74% of ransomware victims were attacked multiple times in a year
74% of respondents that were attacked for ransom in the past 12 months were attacked multiple times, many within the span of a week. 78% of targeted organizations paid the ransom—72% paid multiple times, and 33% of those paid ransom four times or more.
Ransomware operators continue to innovate
Within the first six months of 2024, Rapid7 observed 21 new ransomware groups entering the scene. Some groups are brand new, while others are previously known groups rebranding under a new name. One of the most notable of these new groups, RansomHub, has quickly established itself as a prominent extortion group by making 181 posts to its leak site between February 10 and June 30, 2024.
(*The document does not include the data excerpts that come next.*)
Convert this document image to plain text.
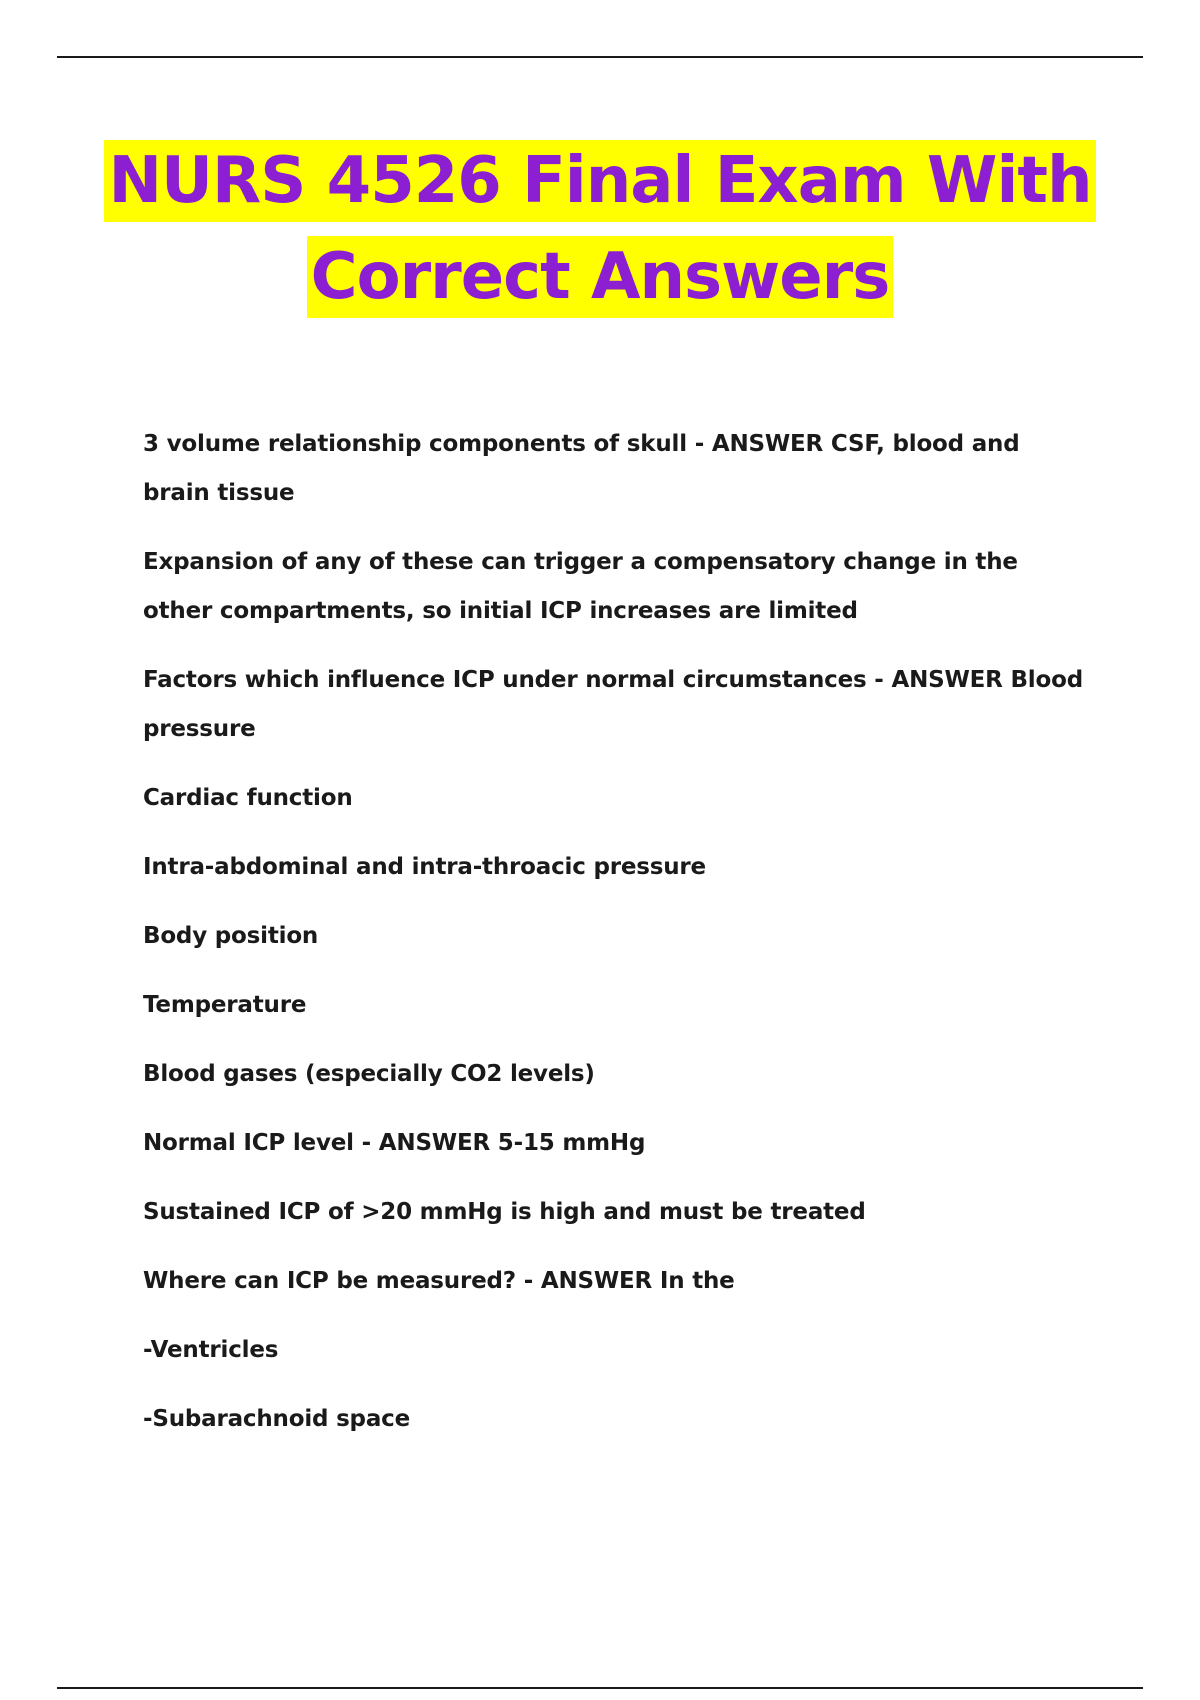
NURS 4526 Final Exam With
Correct Answers

3 volume relationship components of skull - ANSWER CSF, blood and brain tissue

Expansion of any of these can trigger a compensatory change in the other compartments, so initial ICP increases are limited

Factors which influence ICP under normal circumstances - ANSWER Blood pressure

Cardiac function

Intra-abdominal and intra-throacic pressure

Body position

Temperature

Blood gases (especially CO2 levels)

Normal ICP level - ANSWER 5-15 mmHg

Sustained ICP of >20 mmHg is high and must be treated

Where can ICP be measured? - ANSWER In the

-Ventricles

-Subarachnoid space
Record-breaking $75 million ransom paid to cybercrime group
The findings from the report uncovered a record-breaking ransom payment of $75 million to the Dark Angels ransomware group, which is nearly double the highest publicly known ransomware payout, and an overall 18% increase in ransomware attacks year-over-year.
Cyber insurance isn’t the answer for ransom payments
Ransomware remains an ongoing threat for organizations and is the largest single cause of IT outages and downtime as 41% of data is compromised during a cyberattack. For the third year in a row, 81% of organizations surveyed paid the ransom to end an attack and recover data. One in three of these organizations that paid the ransom still could not recover even after paying.
Cybercriminals shift tactics to pressure more victims into paying ransoms
Ransomware claims frequency as a whole jumped 64% year over year, primarily due to the explosion of “indirect” ransomware claims whose frequency increased by 415%. Direct ransomware claims frequency increased by 17% in 2023. Likely driven by more businesses successfully restoring from backups in the wake of an attack, the average cost of a direct ransomware attack decreased by 24% in 2023, to $370,000.
Global ransomware crisis worsens
After a down year in 2022, ransomware and extortion incidents increased in 2023. More than 5,000 ransomware victims were detected or posted across multiple social channels, up from approximately 3,000 in 2022. Small and medium-sized enterprises face the largest challenge combatingcyberthreats. More than 50% of ransomware victims had less than 200 employees while 66% had less than 500 employees, according to the research.
Ransom recovery costs reach $2.73 million
Average ransom payment has increased 500% in the last year, according to Sophos. Organizations that paid the ransom reported an average payment of $2 million, up from $400,000 in 2023. However, ransoms are just one part of the cost. Excluding ransoms, the survey found the average cost of recovery reached $2.73 million, an increase of almost $1 million since the $1.82 million that Sophos reported in 2023.
Behavioral patterns of ransomware groups are changing
The number of active ransomware groups more than doubled year-over-year, increasing 55% from 29 distinct groups in Q1 2023 to 45 distinct groups in Q1 2024. The top three most active ransomware groups were LockBit, Blackbasta and Play.
Paying ransoms is becoming a cost of doing business for many
94% of respondents said their company would pay a ransom to recover data and restore business processes, while 5% said ‘maybe, depending on the ransom amount.’ 67% said their company would be willing to pay over $3 million to recover data and restore business processes, with 35% of respondents saying their company would be willing to pay over $5 million.